Their dazzling encore, sending us back to New York, was their own entertaining and high spirited arrangement of "America" from West Side Story, and it was full of wit and bravura. Not only did they use the piano in the conventional way, but they also added in some carefully choreographed percussion sounds using the piano as a soundbox. Swapping places on the piano stool numerous times, this capricious version of the song showed their sense of musical fun as well as their obvious gleeful virtuosity. 

Having been on a transatlantic journey followed by a return trip to New York, the second half of the concert transported us to the Baltic, with music steeped in the folk melodies, rhythms and expansive landscapes of eastern Scandinavia. Before plunging into the grandeur of Sibelius’ Symphony no. 5 in E flat major, Eduard Tubin’s Estonian Dance Suite opened the second half.
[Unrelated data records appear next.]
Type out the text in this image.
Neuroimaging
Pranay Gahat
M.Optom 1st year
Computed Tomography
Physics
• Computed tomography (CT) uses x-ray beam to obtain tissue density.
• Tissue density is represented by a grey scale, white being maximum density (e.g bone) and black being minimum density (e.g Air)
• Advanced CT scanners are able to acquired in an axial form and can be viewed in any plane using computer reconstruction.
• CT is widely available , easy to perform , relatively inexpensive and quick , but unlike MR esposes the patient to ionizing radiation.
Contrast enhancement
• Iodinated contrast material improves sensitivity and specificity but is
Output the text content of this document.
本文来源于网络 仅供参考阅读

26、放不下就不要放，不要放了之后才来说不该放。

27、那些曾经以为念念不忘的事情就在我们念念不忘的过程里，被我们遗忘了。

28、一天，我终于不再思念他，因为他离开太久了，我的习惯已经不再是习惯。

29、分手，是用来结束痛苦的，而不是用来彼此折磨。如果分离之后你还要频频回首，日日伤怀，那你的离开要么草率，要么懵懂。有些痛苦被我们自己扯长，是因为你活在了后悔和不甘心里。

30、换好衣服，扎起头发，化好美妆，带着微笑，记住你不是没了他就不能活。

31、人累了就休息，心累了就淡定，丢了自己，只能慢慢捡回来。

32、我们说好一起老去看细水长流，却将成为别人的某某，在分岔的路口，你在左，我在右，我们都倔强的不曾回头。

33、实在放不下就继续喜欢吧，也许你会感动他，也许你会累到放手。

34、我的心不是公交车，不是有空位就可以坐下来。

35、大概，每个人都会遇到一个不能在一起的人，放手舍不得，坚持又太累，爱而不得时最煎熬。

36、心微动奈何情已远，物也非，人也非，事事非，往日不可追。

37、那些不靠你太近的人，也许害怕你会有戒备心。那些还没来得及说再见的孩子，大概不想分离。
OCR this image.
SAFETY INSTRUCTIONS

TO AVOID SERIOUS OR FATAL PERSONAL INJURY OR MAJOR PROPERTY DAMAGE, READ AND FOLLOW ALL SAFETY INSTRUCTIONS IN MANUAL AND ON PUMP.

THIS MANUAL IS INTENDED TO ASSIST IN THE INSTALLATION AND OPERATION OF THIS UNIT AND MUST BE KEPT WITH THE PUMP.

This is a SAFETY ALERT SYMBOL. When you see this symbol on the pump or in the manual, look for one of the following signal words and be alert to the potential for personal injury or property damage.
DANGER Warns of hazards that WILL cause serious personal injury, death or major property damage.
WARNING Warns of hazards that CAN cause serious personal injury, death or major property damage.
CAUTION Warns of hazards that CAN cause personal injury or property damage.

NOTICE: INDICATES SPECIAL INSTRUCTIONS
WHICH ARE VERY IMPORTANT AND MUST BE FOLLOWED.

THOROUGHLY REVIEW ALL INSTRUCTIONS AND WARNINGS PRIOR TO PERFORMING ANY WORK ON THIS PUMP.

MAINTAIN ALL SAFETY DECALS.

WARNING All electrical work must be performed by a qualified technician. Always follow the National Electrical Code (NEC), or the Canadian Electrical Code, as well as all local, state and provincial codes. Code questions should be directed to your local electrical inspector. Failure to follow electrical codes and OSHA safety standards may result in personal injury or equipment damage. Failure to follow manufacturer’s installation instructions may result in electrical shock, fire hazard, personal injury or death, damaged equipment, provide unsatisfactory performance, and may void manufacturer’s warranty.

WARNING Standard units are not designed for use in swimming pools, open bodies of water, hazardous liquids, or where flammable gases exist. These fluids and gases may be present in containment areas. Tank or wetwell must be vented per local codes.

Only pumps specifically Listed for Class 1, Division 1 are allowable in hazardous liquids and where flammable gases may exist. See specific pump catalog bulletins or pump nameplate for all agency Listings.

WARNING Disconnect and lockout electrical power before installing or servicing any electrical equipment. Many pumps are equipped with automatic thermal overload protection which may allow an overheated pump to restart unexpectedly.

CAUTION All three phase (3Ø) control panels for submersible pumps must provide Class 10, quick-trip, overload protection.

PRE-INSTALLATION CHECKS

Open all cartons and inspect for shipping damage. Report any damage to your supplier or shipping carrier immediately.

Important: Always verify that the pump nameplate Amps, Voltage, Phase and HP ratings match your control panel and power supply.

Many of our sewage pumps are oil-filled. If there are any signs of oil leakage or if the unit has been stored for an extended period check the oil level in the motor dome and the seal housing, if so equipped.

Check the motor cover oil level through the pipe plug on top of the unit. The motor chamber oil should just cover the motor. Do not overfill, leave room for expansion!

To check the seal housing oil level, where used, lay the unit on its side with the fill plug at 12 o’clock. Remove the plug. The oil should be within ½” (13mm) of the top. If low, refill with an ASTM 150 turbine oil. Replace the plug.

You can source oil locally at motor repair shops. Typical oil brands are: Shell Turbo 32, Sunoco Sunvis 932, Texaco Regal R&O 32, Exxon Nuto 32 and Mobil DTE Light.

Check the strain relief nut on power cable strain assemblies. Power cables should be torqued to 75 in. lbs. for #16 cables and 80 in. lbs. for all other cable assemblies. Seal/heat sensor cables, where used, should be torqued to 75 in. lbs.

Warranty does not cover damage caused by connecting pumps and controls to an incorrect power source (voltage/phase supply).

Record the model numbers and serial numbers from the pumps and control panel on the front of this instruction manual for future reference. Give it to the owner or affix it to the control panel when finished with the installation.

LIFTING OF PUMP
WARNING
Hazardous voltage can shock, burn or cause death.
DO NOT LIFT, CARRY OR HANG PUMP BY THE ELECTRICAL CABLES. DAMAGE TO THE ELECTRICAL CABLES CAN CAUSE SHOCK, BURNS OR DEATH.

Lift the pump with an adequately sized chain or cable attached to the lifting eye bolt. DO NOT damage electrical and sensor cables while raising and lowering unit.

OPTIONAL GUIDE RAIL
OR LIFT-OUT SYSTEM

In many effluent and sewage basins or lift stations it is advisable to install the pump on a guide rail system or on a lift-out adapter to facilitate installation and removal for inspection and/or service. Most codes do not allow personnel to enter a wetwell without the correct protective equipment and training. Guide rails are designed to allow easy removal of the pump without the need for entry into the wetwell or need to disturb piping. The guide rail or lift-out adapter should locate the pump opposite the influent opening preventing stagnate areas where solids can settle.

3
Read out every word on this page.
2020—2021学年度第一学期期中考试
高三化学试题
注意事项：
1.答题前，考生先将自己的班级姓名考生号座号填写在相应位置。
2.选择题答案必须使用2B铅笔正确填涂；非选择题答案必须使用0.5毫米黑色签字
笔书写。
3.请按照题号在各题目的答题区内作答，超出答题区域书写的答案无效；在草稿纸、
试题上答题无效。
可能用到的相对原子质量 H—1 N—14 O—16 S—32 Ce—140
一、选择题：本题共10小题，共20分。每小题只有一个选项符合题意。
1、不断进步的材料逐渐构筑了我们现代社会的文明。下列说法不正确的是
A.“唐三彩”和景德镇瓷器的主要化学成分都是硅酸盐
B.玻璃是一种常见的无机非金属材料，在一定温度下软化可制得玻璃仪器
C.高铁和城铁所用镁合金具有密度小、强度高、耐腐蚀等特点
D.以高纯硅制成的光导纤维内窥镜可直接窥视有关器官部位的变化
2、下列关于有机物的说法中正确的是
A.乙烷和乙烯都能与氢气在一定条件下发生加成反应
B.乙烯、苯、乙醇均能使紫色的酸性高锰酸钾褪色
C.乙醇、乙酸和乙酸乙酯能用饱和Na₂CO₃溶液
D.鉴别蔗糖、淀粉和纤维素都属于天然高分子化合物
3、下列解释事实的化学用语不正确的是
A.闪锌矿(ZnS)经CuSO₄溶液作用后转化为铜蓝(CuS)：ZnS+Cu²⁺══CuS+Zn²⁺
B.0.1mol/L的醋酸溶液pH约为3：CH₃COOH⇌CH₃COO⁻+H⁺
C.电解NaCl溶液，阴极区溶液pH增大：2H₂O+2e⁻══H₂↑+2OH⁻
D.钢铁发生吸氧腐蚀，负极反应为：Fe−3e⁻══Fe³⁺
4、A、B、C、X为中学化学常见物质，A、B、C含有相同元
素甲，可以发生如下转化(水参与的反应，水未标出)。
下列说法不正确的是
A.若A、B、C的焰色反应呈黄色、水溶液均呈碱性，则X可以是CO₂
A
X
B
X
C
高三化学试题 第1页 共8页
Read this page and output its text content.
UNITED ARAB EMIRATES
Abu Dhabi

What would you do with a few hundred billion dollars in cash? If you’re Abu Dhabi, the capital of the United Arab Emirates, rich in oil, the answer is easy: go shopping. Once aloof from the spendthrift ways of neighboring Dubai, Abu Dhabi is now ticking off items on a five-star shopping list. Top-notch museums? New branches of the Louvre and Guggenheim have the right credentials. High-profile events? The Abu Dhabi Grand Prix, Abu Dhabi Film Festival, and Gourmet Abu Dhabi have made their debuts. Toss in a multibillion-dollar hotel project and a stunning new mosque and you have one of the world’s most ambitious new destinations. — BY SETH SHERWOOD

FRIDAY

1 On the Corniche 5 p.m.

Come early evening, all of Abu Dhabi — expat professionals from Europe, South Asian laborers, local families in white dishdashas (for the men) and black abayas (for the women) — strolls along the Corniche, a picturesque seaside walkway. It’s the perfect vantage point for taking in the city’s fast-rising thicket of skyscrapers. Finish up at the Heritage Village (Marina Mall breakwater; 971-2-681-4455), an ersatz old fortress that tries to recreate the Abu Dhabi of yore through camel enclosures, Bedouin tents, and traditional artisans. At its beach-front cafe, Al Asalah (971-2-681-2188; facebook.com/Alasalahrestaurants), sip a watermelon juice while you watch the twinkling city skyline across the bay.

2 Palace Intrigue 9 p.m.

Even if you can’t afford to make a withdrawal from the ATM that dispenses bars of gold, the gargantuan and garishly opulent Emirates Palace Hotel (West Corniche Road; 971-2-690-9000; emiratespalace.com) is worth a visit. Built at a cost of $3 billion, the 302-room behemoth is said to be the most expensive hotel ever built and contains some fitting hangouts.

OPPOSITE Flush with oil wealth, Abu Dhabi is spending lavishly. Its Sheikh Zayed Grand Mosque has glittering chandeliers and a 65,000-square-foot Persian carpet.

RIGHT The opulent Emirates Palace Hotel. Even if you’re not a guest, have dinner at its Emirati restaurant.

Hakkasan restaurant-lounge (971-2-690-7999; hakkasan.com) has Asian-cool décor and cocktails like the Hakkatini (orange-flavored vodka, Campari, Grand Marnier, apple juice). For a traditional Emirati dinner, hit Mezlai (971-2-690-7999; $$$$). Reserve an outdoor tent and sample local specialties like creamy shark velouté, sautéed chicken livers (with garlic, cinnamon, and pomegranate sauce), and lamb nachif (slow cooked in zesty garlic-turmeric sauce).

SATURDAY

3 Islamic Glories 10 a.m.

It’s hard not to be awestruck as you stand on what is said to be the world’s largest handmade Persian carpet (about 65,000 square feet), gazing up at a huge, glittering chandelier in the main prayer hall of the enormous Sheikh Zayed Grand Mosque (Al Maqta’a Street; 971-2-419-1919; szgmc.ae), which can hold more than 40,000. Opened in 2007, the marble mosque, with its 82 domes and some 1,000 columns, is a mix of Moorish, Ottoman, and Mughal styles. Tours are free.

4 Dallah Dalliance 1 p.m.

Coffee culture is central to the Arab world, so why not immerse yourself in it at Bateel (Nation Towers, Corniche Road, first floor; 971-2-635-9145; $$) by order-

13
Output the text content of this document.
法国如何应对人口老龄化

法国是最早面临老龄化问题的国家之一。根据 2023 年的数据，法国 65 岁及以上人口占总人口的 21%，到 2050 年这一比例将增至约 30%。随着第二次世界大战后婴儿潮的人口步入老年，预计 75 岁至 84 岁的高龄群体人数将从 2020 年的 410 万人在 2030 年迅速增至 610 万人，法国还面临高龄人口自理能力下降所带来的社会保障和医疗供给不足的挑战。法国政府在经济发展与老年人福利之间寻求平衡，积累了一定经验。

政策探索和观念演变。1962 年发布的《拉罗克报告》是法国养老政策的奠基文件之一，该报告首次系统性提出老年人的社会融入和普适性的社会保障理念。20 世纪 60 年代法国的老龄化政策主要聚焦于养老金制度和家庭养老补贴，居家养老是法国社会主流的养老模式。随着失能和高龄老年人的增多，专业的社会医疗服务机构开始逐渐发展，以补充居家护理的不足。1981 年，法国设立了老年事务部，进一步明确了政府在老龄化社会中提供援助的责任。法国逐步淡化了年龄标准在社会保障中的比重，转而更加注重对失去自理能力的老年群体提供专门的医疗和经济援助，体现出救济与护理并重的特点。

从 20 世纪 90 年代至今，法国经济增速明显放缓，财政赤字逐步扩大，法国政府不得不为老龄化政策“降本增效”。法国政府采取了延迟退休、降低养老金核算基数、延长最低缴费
Taking us to Tali’s homeland, the Tubin starts with a violin solo, played convincingly and ably by leader Zoe Beyers. This bright movement echoes the folk-inspired music of Vaughan Williams along with a hint of a composer he greatly admired, Sibelius. The slower second movement had a lyrical and melodic phrase which was passed through the orchestra. In this virtual musical conversation, each player shaped the phrase convincingly before continuing on to the next. The final movement with its Stravinskian rhythmic drive brought the suite to a vivacious close.

Sibelius’ Fifth Symphony was as a grand and majestic reading as one might expect. Tali was authentic to the score throughout and tempi were textbook in all three movements. She highlighted the articulation, bringing out refreshing details one normally doesn’t hear in every movement. The second movement felt exceptionally folksy. The finale with its well-judged "swan theme" was handled securely. The sound grew in a richness, with an increasingly grounding bass sonority in which the double basses revelled in their parts.